Now, what were we saying about a grenade in the dressing room? Well, maybe we should say a firework.
Former teammate James McFadden described him as 'hyper' and a 'nightmare' in group scenarios, once bringing a paintball gun into training and shooting people.
"He brought fireworks in one day," the ex-Scotland international told Open Goal. "The physio guy was the fittest guy at the whole club. He was 50, used to play, but if you were injured he would do the running with you, so when you ran he rested and when he ran you rested… So he was out running and Tommy's got this big rocket and shot him, shot the rocket at him."
That wasn't the only incident with fireworks either with David Moyes revealing Gravesen and Everton prodigy Wayne Rooney faced off with each other.
He told Open Goal: "They were in the gym, it at Bellefield it was maybe at that time 60 yards long and I think it was him and Wayne and they were holding the fireworks at one end of the gym to each other and they were shooting the fireworks.
"Actually we had a guy who used to come in, in Liverpool as you can imagine, who would sell us anything and he had big rockets, thick and long, a lot of gunpowder and, you know, they were holding one end and shooting them at each other.
"I'm the manager, I'm the one who is supposed to be saying 'stop that, will you!' But they had already done it."
Even though he had his wild side, he was a good guy, and lovable but at Real, manager Fabio Capello branded him 'peculiar', a claim which McFadden and others can easily stand up.
It's said he didn't have any bills apart from his phone and was always keen on saving money, while Alan Stubbs revealed he would swap between a Nissan Micra and a Porsche Turbo when coming into training.
Summer holidays were spent in his mother's basement playing video games, according to Celtic teammates.
Former Everton captain David Weir recalls Gravesen even found it hard to leave the club for Real, when he joined them in a £2.5million move in January 2005.

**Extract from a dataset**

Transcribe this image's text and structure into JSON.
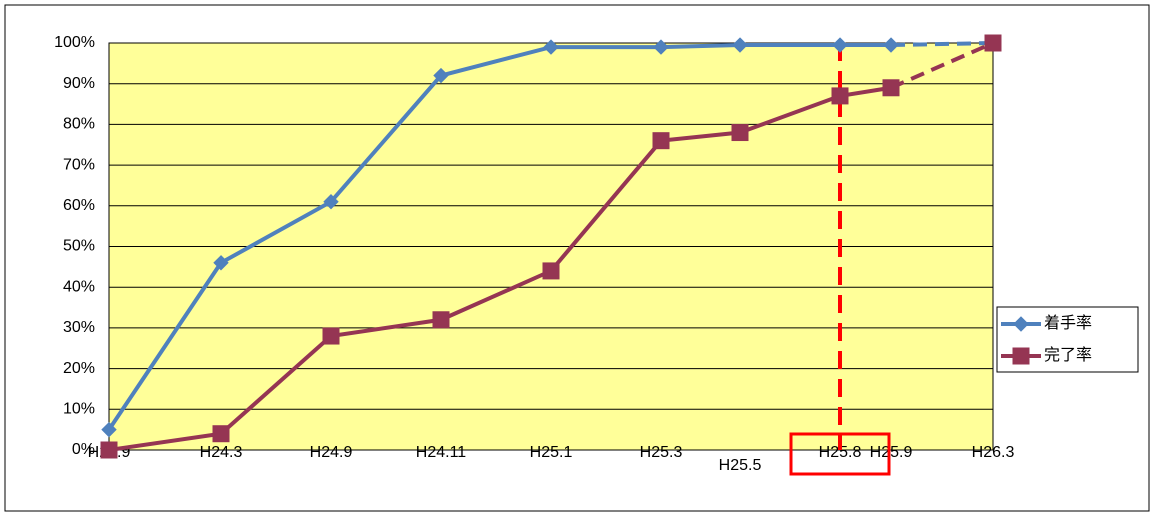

"Real Madrid had signed him," he recalled. "Tommy is in the canteen and he did not want to go. Real Madrid had sent this private jet… and you could tell he just did not want to go."
While at the end of his career at Celtic, during an Old Firm derby, Gravesen spent the first half asking Rangers ace Barry Ferguson if he knew any good restaurants in Glasgow.
Prior to returning to Denmark in recent years, Gravesen, after retiring in 2009 aged 32, was to be found living out his days in Las Vegas, reportedly playing poker with vast sums of money.
Rumours swirled about how he got there, to an exclusive part of town where Nicolas Cage and Andre Agassi were his neighbours - but he's kept his cards close to his chest about that.
His reason for return to his homeland to work as a pundit? "I missed football," he said.
Asked if he was as mad as people thought, Gravesen told Sky Sports: "No, not a chance. I wasn't. I just loved it so much and the passion I have for football, it shined through and that, for me, is one of the main things for me. I was just a happy lad."